After Mr. Walter Fawkes’s death one of those wonders of the North, a goose-pie and presents of game were sent to Turner from Farnley regularly at Christmas time. The twenty-fifth pie was already packed when the news reached Farnley of the painter’s death. The three last letters Turner wrote to Mr. Fawkes acknowledging these annual presents have been preserved and published. In the one written on the 24th December, 1849, Turner finishes by saying: “I am sorry to say my health is much on the wane. I cannot bear the same fatigue, or have the same bearing against it, I formerly had—but time and tide stop not—but I must stop writing for to-day, and so I again beg to thank you for the Christmas present.” In the letter dated 17th December, 1850, the aged artist wrote: “Old Time has made sad work with me since I saw you in town. I always dread it with horror now. I feel it acutely now, whatever (it is)—gout or nervousness—it has fallen into my pedestals, and bid adieu to the marrow-bone stage.” These words, and indeed all the letter, are written in Turner’s curiously involved and confused style, but it was evident that the great painter’s career was nearly run. He died on the 9th December of the following year, and was buried eleven days later in the crypt of St. Paul’s beside Sir Joshua Reynolds, with all the magnificence due to his genius.

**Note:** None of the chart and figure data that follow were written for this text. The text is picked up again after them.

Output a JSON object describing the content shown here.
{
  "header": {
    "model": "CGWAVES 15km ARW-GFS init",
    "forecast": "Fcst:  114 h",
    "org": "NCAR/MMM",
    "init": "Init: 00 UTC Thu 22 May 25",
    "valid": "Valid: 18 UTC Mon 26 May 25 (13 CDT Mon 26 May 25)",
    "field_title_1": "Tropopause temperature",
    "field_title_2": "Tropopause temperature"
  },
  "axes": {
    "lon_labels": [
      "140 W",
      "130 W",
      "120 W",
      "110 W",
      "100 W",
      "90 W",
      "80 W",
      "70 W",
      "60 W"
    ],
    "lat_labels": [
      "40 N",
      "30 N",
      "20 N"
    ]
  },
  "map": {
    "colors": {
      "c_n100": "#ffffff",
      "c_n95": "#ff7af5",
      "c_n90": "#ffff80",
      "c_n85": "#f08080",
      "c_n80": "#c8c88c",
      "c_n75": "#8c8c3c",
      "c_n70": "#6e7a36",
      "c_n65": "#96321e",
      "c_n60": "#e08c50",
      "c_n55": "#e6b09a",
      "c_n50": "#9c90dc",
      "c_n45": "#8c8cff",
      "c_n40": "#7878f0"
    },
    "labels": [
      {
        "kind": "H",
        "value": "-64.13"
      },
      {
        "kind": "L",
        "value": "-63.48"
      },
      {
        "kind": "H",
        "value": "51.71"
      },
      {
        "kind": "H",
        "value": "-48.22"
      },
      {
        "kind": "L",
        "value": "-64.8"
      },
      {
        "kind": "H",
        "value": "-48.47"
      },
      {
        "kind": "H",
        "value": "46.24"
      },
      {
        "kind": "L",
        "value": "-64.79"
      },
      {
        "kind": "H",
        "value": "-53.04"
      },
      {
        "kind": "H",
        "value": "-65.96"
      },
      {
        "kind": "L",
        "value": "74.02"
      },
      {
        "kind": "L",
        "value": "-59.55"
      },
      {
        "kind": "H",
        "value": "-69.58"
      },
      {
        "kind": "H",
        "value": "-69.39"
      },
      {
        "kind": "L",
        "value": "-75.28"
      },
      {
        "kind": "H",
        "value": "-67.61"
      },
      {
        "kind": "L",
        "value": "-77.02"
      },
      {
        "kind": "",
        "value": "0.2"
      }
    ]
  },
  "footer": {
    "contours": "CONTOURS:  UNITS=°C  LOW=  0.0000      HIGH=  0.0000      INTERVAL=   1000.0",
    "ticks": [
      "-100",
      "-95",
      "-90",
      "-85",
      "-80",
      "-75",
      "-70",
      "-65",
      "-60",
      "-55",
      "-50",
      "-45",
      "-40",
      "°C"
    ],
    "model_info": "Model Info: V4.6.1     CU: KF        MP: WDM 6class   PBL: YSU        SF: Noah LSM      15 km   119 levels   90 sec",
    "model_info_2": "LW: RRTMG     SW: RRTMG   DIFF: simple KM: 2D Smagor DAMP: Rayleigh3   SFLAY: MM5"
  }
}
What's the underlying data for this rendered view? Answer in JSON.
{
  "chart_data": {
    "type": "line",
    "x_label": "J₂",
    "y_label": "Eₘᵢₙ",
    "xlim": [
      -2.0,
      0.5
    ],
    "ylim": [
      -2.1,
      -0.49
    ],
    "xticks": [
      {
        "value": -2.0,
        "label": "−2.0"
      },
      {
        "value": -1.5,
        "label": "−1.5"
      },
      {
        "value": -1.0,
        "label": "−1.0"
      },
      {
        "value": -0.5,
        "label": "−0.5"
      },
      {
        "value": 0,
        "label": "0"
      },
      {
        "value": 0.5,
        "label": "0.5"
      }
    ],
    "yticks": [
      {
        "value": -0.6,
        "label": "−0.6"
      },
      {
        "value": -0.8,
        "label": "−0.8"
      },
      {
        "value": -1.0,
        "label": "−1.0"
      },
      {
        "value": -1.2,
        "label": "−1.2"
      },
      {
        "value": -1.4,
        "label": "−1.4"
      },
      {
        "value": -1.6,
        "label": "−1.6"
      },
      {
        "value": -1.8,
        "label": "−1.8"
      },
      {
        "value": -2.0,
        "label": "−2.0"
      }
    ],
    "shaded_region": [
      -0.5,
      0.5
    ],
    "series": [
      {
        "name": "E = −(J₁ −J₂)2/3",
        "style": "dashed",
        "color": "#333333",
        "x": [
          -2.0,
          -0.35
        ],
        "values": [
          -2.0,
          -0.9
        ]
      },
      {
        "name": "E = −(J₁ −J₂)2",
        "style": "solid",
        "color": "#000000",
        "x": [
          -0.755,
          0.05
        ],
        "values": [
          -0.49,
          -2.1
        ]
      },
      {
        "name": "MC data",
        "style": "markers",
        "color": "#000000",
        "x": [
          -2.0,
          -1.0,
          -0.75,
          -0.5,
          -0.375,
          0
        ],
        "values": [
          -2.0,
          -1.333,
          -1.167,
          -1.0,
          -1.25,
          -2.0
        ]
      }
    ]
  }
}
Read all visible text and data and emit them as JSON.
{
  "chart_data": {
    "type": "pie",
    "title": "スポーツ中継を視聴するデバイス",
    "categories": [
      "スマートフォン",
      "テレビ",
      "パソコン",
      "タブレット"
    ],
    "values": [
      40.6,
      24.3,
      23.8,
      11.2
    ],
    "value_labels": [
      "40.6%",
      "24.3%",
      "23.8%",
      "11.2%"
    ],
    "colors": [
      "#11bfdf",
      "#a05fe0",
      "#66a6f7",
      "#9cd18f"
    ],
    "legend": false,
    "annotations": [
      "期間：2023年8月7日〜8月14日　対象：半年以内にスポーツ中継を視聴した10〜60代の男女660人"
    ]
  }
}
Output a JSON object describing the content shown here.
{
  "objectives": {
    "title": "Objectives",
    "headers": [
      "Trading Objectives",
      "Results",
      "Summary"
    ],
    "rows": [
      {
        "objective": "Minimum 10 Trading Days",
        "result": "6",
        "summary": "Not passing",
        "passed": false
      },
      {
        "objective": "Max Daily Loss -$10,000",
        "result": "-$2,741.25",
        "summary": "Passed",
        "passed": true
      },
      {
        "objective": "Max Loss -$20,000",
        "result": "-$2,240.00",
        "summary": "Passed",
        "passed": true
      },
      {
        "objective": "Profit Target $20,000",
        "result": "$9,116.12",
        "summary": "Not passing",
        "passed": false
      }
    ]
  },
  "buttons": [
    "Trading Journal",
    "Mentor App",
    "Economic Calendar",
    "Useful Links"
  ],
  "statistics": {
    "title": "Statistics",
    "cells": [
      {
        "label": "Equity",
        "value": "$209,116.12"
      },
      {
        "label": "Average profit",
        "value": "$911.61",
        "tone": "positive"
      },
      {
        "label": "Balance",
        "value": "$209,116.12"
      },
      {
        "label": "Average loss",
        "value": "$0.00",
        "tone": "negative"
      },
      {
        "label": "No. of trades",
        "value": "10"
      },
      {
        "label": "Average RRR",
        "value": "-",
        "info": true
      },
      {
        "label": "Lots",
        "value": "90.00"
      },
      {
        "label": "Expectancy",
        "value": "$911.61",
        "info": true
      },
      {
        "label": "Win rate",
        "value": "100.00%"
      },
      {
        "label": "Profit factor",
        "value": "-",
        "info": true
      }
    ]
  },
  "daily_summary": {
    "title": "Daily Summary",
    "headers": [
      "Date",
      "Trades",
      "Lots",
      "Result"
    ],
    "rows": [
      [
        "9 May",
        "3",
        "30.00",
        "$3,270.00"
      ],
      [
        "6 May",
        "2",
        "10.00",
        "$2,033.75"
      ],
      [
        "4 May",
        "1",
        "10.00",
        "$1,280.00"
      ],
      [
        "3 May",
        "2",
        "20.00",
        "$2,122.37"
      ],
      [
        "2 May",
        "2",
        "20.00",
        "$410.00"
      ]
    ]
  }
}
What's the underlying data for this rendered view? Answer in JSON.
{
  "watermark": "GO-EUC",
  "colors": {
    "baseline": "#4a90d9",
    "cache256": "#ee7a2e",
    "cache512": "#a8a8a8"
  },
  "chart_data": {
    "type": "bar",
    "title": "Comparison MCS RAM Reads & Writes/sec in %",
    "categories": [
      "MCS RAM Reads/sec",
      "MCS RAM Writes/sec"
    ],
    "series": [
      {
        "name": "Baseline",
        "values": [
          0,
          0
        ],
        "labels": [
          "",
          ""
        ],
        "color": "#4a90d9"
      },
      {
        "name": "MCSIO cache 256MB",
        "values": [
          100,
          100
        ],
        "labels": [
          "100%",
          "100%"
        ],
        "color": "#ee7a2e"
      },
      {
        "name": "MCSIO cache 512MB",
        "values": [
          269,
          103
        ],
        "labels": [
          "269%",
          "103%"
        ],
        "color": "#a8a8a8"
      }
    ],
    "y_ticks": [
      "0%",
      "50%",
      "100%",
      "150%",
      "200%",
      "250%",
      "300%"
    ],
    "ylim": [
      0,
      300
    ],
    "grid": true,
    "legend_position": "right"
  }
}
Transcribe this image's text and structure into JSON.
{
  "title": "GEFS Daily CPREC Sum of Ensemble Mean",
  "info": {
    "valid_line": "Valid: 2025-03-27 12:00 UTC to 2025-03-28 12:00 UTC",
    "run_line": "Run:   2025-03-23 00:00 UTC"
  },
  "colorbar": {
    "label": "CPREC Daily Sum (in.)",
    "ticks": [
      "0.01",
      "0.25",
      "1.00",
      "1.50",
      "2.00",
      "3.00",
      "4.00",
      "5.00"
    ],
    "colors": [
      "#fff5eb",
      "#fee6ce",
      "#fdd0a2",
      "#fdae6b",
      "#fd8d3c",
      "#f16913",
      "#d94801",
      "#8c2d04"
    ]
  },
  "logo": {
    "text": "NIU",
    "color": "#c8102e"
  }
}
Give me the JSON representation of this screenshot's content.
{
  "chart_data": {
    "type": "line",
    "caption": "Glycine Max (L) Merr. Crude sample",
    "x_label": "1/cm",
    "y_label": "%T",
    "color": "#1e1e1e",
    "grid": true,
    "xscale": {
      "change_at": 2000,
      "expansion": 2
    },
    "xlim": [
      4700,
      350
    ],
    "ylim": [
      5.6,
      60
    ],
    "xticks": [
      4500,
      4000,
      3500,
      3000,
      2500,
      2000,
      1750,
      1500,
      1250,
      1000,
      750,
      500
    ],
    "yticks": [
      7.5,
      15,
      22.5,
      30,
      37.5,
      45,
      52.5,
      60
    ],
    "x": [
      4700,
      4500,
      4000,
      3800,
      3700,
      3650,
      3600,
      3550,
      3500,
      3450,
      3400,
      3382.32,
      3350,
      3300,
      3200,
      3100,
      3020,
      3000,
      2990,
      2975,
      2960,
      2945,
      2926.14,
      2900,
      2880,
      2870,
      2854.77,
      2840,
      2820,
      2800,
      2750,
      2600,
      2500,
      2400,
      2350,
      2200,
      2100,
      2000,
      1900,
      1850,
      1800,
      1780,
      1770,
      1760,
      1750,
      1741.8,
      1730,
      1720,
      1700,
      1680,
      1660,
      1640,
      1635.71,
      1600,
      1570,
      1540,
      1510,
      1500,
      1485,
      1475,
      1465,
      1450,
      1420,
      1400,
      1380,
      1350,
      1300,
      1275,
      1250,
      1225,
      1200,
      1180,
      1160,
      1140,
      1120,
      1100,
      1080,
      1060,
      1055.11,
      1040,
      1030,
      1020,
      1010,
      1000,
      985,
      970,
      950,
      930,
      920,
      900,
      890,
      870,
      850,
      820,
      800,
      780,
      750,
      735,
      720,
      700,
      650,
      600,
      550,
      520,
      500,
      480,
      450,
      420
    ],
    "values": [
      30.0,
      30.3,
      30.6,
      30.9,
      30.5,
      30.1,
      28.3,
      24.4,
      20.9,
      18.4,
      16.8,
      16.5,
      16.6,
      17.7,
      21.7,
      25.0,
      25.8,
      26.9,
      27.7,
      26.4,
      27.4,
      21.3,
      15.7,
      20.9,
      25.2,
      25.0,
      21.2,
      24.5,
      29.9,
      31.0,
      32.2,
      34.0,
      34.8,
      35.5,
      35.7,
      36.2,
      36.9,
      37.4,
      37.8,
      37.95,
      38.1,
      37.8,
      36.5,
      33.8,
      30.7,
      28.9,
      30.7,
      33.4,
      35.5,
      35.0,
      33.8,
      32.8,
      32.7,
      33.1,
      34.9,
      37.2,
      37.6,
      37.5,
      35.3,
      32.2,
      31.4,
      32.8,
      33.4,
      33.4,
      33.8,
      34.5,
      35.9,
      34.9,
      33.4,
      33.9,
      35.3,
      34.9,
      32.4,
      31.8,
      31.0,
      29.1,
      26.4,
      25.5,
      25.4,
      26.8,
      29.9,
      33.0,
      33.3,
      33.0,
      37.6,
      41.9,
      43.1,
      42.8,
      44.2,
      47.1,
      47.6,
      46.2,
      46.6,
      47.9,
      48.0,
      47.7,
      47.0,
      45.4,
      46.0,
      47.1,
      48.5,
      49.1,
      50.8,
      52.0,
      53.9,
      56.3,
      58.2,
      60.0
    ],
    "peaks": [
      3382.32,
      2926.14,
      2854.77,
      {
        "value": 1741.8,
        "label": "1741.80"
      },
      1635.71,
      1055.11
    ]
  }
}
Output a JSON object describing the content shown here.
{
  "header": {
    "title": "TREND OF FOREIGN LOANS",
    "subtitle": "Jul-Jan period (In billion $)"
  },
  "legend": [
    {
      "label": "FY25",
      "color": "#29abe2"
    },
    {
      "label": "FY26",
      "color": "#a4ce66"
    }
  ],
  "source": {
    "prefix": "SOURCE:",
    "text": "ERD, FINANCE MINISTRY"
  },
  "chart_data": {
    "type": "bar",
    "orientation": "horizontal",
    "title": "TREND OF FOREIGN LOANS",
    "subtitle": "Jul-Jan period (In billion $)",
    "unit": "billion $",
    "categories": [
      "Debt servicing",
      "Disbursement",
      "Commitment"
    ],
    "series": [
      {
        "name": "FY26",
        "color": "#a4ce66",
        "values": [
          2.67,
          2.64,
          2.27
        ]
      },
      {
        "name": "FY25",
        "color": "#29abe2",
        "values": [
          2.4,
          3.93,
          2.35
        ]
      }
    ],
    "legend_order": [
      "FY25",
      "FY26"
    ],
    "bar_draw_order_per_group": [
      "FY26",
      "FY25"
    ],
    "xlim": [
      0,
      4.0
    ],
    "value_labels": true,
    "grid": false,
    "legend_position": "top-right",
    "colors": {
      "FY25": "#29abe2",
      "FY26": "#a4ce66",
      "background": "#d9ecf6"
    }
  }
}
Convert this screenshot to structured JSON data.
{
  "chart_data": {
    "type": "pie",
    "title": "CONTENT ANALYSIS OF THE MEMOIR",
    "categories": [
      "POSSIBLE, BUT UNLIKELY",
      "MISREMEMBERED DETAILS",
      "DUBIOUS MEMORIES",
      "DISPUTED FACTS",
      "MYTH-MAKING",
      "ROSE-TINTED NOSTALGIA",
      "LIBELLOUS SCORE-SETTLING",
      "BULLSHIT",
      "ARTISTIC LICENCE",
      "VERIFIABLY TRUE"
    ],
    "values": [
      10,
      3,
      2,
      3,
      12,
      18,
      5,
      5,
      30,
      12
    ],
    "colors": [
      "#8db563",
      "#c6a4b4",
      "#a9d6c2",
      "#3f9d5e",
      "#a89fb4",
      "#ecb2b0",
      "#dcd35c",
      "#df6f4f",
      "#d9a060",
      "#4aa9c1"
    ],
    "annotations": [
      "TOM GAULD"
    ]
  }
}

THE FARNLEY HALL COLLECTION

T will be seen from the foregoing account of the personal relations between Mr. Walter Fawkes and Turner that the Farnley Hall Collection is mainly concerned with Turner’s work between the years 1804 and 1821. These works, therefore, belong to what Mr. Ruskin has described as Turner’s first period, when “he laboured as a student, imitating successively the works of the various masters who excelled in the qualities he desired to attain himself.” This classification of Mr. Ruskin’s is evidently made in the interests of Turner’s later work, the period Mr. Ruskin admired most. But the parti-pris and insufficiency of a classification which dismisses the period during which the paintings and drawings of the Farnley Hall Collection were produced as one of mere imitation of the old masters are sufficiently exposed by a glance at the illustrations with which the present publication is enriched. To speak of the creator of the The Passage of Mont Cenis, Scarborough, Otley from the Chevin, and The Valley of the Wharfe from Caley Park as a mere imitator seems to me quite absurd. My own view is that Turner’s period of imitation and apprenticeship had come to an end by the time he was thirty years of age (1805). By that time he was a complete master of every form of pictorial expression. The period between his thirtieth and forty-fifth years was the period of his freshest and happiest inspiration, as well as that of his soundest and most perfect workmanship. His oil paintings produced during these years are as solidly and carefully worked as those of the old Flemish and Dutch masters. They are built to defy the centuries. A picture like the so-called Pilot Boat (Shoeburyness Fisherman hailing a Whitstable Hoy)—painted more than a hundred years ago—is a model of perfect craftsmanship. It has no cracks, and Time has only mellowed the exquisite pearly harmonies of its colour and the indescribable charm of its wonderful surface. The Trout Stream, the Spithead, and Frosty Morning, have the same gift of immortality. It is only Turner’s later paintings which have cracked and faded and tarnished, and lost the “unthrifty loveliness” with which they were dowered when they were first exhibited.